Nov 15, 2012 07:29 GMT  ·  By

Since the Tegra 3 chip, also known as Kal-El, isn't the clear performance and market leader it used to be, NVIDIA is preparing to manufacture the next-generation system-on-chip devices.

Unlike the past two years, NVIDIA has decided to go forward with two application processors at the same time.

Both Wayne and Grey will be launched in 2013, likely not at the same time but close enough together than the time difference won't really matter.

Wayne is the high-end chip, the product that will pick up where Kal-El left off and which will grace tablets, and some superphones, with ARM Cortex-A15 general-purpose cores, plus new GeForce-class graphics.

Since Wayne is bound to be several times mightier than Kal-El, there should be no problems in terms of design wins there.

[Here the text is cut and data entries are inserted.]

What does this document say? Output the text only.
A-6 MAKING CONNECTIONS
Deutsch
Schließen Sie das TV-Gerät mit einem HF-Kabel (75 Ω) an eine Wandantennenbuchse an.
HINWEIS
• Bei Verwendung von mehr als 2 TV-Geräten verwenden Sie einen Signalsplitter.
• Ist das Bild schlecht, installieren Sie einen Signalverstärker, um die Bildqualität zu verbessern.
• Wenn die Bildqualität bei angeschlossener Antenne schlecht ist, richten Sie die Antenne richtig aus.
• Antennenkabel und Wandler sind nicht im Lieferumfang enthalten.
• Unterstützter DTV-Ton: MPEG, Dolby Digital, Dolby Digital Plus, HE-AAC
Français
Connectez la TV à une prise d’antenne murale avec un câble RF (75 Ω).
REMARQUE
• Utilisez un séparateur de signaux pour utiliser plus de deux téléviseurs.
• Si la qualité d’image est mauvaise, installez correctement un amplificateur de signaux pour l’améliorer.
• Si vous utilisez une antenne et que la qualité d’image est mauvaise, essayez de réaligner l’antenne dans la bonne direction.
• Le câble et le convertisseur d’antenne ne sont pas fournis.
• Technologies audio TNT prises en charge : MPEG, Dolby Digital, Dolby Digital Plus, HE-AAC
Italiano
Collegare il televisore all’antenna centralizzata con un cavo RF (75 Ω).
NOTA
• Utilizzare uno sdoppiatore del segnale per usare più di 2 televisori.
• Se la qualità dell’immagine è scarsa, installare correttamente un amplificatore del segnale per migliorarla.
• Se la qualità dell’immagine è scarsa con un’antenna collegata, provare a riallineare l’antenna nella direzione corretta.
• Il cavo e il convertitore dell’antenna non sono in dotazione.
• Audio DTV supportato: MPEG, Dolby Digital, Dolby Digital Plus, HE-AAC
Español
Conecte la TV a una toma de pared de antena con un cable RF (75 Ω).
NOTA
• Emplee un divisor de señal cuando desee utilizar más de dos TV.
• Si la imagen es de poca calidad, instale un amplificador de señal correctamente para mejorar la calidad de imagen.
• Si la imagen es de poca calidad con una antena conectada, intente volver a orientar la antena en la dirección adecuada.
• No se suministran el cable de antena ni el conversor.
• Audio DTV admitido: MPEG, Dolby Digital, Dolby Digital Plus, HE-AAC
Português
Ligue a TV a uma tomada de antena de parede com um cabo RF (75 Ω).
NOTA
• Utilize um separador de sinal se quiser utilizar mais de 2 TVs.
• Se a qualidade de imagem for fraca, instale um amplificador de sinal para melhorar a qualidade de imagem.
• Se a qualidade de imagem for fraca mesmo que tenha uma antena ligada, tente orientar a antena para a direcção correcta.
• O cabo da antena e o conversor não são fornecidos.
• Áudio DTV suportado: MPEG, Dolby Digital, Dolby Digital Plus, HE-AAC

The Grey chip is the one that NVIDIA will have to work at more, even though the final design will be complete before the year is out (2012).

It will be optimized for smartphones and, while it will possess integrated 3G and 4G/LTE communication technologies, NVIDIA will have its work cut out for it persuading phone makers to add a new SoC into their designs.

There is also the matter of no support for Windows Phone 8. Settling for Android and Blackberry OS could work in the short term, but Windows Phone 8 may finally give Microsoft the push it wants on the mobile phone market, just like Windows RT (Windows 8 for ARM) and the Surface have done on the tablet market.

“We have a next-generation application processor integrated with a next-generation 4G/LTE. This quarter, we hope to tape out and race it to market. […] It is obviously a very, very large market opportunity for us, and so we are very bullish about it,” said Jen-Hsun Huang, chief executive of Nvidia, during the most recent conference call with financial analysts.

“That [Tegra ‘Grey’] is really the product that in about a year's time frame will really matter to get us into a larger part of the smartphone market.”